> On 17 Oct 2019, at 13:46, Chris Angelico <ros...@gmail.com> wrote:
> 
> On Thu, Oct 17, 2019 at 10:42 PM Anders Hovmöller <bo...@killingar.net> 
> wrote:
>> 
>>>> On 17 Oct 2019, at 13:26, Chris Angelico <ros...@gmail.com> wrote:
>>> 
>>> Equally subjective, of course, but I prefer to be able to use
>>> operators. There's a good reason that we use mathematical symbols for
>>> non-numeric data types already (adding tuples together, multiplying a
>>> list by an integer, etc), and it definitely makes code easier to read.
>> 
>> The multiply a list/string thing is a big mistake imo. You almost never use 
>> it so the cost of not having it is almost nothing while the cost of having 
>> type errors propagate beyond the point where they happened is big.
>> 
> 
> Actually, I use it often enough to be useful. Probably more often than
> numeric exponentiation, and I'm sure you'd agree that 3**7 is better
> than requiring math.pow(3,7). I don't understand your point about type
> errors; how does "="*79 cause type errors? Or initializing a list of
> zeroes with [0]*20 ?

Well obviously never with literals. But most cases of multiplication aren't 
with literals. So how can you get a type error when doing 

a*b

is the real question.  And the answer is now obvious: any time the programmer 
thinks a and b are numbers but they are not.
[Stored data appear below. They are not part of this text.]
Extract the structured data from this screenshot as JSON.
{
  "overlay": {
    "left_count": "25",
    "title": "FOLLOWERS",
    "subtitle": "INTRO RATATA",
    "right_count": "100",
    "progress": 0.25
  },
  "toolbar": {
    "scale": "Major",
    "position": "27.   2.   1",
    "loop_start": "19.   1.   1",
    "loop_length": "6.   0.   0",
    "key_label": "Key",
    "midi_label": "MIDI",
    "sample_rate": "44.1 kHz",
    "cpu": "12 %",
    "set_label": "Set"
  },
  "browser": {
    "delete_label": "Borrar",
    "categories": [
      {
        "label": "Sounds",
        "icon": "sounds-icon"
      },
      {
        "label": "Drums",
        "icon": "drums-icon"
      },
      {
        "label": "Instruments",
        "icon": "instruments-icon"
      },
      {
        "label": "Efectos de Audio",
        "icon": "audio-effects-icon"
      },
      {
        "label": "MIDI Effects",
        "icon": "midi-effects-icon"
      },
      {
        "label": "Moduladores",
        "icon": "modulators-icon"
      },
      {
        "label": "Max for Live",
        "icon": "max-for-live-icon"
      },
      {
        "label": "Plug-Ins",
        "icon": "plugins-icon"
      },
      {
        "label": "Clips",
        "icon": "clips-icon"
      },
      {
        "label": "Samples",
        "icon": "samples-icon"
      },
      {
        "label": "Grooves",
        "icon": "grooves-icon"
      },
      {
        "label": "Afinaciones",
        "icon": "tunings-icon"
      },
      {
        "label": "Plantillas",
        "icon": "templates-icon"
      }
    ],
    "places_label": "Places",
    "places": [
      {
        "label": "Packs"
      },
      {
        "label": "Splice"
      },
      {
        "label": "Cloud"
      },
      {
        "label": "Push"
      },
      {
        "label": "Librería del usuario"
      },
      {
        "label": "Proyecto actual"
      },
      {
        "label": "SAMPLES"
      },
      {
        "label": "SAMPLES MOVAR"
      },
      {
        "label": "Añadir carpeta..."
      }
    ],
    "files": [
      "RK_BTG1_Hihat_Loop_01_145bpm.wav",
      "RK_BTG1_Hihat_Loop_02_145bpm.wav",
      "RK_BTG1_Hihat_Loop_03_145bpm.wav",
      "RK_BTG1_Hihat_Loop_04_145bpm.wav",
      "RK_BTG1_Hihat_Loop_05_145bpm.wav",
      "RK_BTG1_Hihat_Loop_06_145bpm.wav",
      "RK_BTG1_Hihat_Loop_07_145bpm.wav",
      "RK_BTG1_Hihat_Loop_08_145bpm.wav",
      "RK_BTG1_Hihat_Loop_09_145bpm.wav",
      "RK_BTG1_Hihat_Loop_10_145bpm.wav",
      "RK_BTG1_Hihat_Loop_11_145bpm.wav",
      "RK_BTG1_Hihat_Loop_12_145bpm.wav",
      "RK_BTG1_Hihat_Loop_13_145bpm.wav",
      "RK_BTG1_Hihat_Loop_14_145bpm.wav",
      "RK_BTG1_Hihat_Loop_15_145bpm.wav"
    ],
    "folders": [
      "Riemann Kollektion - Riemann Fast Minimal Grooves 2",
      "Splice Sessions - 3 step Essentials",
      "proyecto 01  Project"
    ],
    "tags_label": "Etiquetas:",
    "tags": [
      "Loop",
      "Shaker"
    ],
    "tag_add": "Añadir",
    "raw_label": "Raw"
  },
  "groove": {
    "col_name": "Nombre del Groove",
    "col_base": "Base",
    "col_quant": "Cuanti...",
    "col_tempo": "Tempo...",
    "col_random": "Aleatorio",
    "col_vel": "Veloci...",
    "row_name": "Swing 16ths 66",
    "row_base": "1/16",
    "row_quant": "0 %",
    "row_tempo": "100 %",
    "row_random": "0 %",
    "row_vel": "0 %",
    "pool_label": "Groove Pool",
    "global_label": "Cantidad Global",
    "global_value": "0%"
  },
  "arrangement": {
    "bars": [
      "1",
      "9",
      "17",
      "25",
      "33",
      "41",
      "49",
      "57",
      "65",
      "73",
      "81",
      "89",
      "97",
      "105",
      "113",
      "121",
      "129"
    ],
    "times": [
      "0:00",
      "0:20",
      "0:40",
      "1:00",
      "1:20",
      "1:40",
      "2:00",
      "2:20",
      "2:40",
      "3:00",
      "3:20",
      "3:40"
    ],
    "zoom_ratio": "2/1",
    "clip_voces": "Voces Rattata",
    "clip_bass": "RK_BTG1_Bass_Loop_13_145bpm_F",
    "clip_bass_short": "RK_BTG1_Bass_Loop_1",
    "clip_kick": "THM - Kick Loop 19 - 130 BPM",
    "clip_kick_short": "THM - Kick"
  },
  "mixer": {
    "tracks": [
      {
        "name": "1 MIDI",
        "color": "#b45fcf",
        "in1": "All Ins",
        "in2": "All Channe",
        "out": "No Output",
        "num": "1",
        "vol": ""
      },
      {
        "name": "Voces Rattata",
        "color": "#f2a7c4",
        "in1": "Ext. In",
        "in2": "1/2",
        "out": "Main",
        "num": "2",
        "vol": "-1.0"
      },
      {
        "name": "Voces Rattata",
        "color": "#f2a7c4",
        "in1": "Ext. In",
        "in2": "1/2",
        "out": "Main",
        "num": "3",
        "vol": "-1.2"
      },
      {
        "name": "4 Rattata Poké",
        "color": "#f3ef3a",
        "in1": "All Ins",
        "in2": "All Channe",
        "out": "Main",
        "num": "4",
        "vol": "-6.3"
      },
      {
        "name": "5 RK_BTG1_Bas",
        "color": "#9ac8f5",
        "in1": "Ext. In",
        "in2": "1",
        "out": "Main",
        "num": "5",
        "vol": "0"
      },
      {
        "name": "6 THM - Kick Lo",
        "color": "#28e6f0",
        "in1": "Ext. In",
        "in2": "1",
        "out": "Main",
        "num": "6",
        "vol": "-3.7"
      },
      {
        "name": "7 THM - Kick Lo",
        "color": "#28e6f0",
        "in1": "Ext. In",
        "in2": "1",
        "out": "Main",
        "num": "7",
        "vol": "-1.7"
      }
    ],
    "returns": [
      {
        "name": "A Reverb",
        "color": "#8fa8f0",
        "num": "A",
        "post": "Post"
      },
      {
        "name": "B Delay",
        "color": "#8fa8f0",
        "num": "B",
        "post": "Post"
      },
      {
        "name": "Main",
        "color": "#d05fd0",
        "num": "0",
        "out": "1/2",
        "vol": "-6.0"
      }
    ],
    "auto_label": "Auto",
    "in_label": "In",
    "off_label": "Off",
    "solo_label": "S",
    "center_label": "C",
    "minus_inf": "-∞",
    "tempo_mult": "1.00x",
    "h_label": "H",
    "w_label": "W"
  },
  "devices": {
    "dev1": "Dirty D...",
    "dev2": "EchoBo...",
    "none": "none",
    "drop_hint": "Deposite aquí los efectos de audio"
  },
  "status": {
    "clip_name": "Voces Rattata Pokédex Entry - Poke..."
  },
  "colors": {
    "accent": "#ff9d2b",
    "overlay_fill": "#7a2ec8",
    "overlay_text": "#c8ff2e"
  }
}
That's a logical type error that 
now propagates and it's very hard to track down the offending line when you 
eventually end up with a crash in a different module because 

>>> baz = foo / bar
Traceback (most recent call last):
  File "<string>", line 1, in <module>
TypeError: unsupported operand type(s) for /: 'str' and 'int'



> And believe you me, the number of times I have *wished* for features
> like these when working in other languages (mainly SourcePawn) makes
> me definitely not see them as mistakes.

I strongly disagree. I have used it but I always feel dirty for having written 
code that is clever and not explicit. There just isn't a nice explicit way to 
do it in python so that's what I'm left with. The utility of the feature is not 
something I dispute. It is useful! But it would be just as useful as a method.